Lyon : Quelques dates repères pour comprendre le procès de Mgr Barbarin

Mgr Barbarin est cité à comparaître les 7, 8 et 9 janvier devant le tribunal correctionnel de Lyon avec cinq autres anciens responsables du diocèse pour "non dénonciation d'agressions sexuelles sur mineurs". Une procédure de citation directe engagée par les victimes du père Preynat.       

Mgr Barbarin devant la justice des hommes. Le cardinal et cinq membres de son ancien entourage, dont certains devenus entre-temps évêques de France, sont cités à comparaître les 7, 8 et 9 janvier prochains devant le tribunal correctionnel de Lyon. Ils doivent y répondre de "non dénonciation d'agressions sexuelles sur mineurs de 15 ans par personne ayant autorité".

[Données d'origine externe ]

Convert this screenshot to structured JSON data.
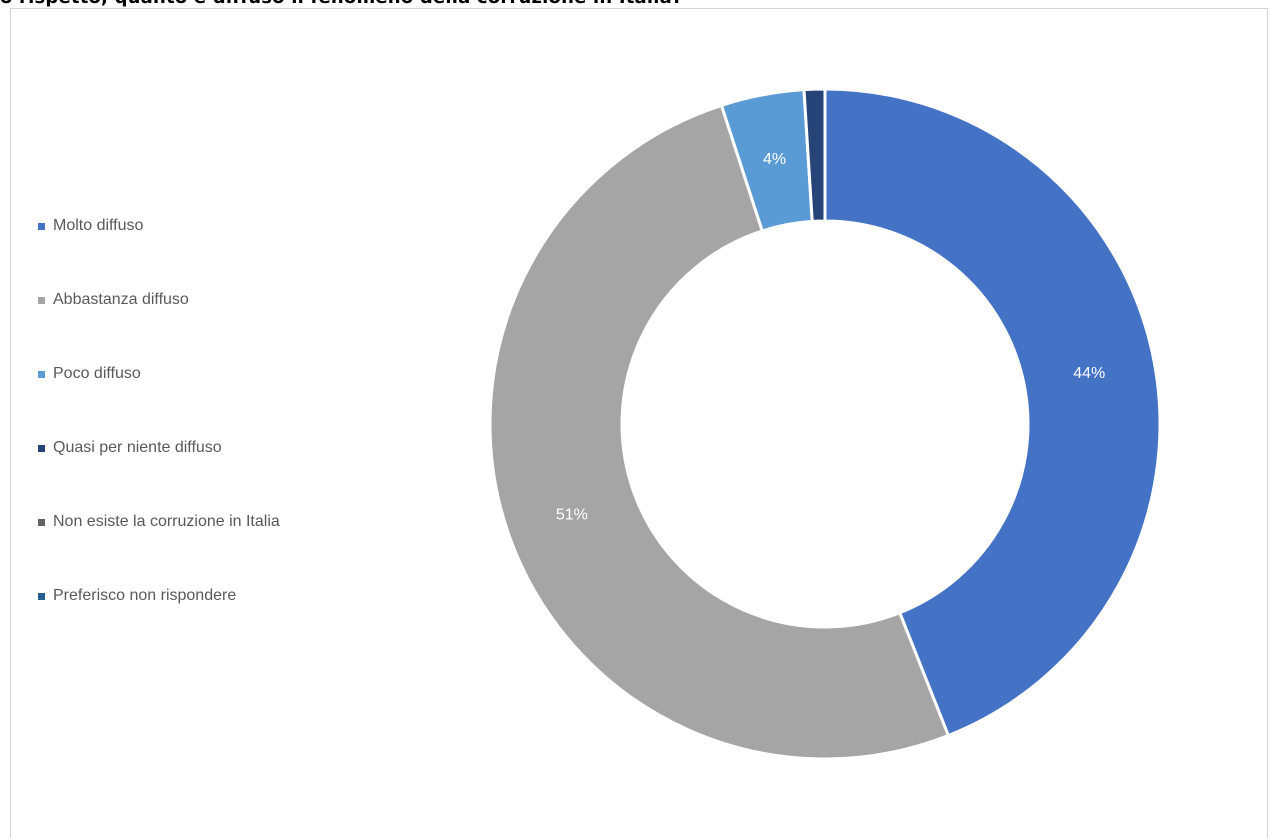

Ces hommes et femmes d'Eglise ont-il tenues secrètes les accusations des victimes du Père Preynat ? Neuf anciens scouts, à l'origine de cette procédure de citation directe, dénoncent un silence institutionnel. 
    

"Briser l'omerta" 


Pour comprendre ce procès, il faut revenir sur les faits de pédophilie reprochés au Père Preynat, ancien curé de la paroisse de Sainte-Foy-lès-Lyon. Le scandale éclate en 2015 après l'ébruitement de l' affaire qui remonte aux années 1980/90. Le prêtre est accusé de très nombreuses agressions sexuelles sur mineurs à l'occasion de camps scouts. 

     Mai 2015. Les premières plaintes sont déposées. Certaines victimes souhaitent garder l'anonymat mais d'autres se regroupent au sein d'une association "La parole libérée". Elles médiatisent l'affaire en janvier 2016 et disent leur intention d'aller en justice. Elles visent l'Eglise et ses dysfonctionnements. Leur objectif : "Briser l'omerta". 


Débat sur la prescription 


L'association de victimes "La Parole Libérée" a recensé plus de 70 victimes présumées du père Preynat, pour lesquelles les faits sont prescrits dans la majorité des cas. Le prêtre est mis en examen. En garde à vue, il affirme que ses supérieurs connaissaient ses penchants. 

Eclaboussé par cette affaire de pédophilie, Philippe Barbarin, archevêque de Lyon, est entendu à son tour. Il est soupçonné de n'avoir pas dénoncé à la justice ces agressions sexuelles alors qu'il en était informé depuis longtemps.   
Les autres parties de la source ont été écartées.